Opengate returns 100% of the hot server exhaust air directly back to perimeter cooling units or central air handlers

Containment Cooling systems take an innovative yet practical approach; contain the heat in the row and intelligently control it to simplify the entire cooling circuit. The Opengate system contains 100% of the heat right in the row of racks, eliminating the hot aisle. Eliminating the hot aisle is critical with temperatures easily exceeding 100 ºF (38 ºC) due to raised supply-air temperatures and more efficient, higher exhaust temperature servers. Opengate customers safely raise the data center cooling supply air temperature to the upper ASHRAE limit without any region in the data center being more than a few degrees greater than the supply air temperature.

Flexible architecture enables grouping of different rack types and quick placement of Containment Cooling systems as data center services grow

Opengate Containment Cooling systems require a much lower capital investment compared to other systems targeted for eliminating data center cooling waste. The return on investment is typically less than 6 months for new expansion, and less than 12 months for retrofit when using a row-based approach. The flexibility of the system allows sizing as needed for new spaces or for retrofitting existing spaces to reclaim wasted cooling capacity.
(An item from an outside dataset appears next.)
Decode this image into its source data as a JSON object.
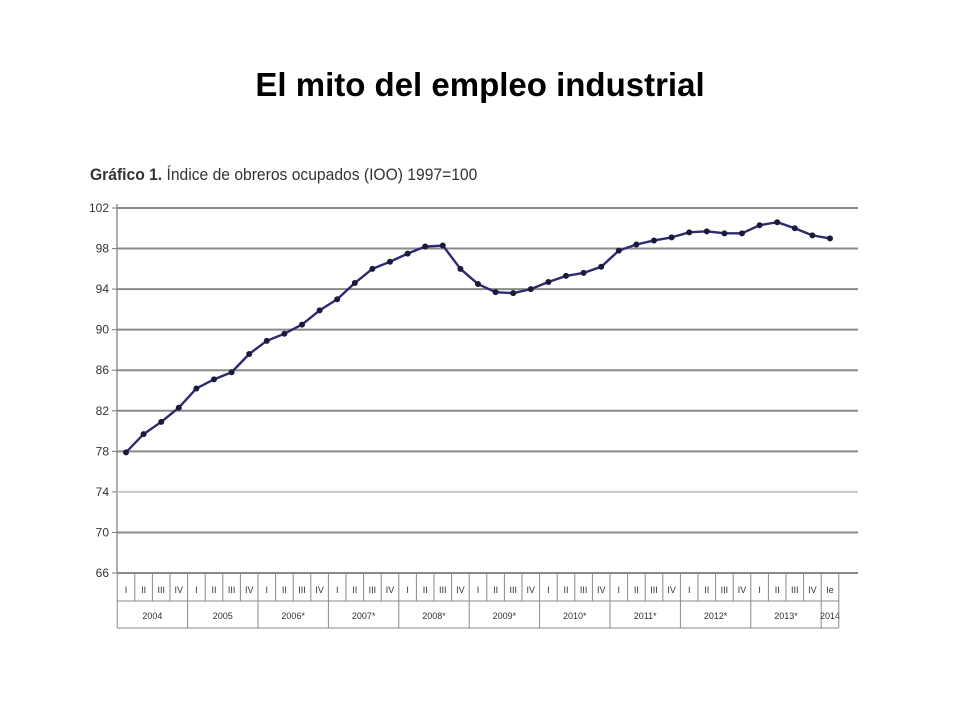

Zero-Pressure for Zero-Waste

Opengate systems control the row plenum (the area behind the servers where the heat is exhausted) to essentially zero-pressure. This ensures all server heat exhaust (and no room cooling) returns to where it is supposed to; the perimeter cooling or central air handling units. Continually maintaining zero-pressure ensures no pressure build up in the racks and allows intelligent data collection of the air volume being demanded by IT equipment.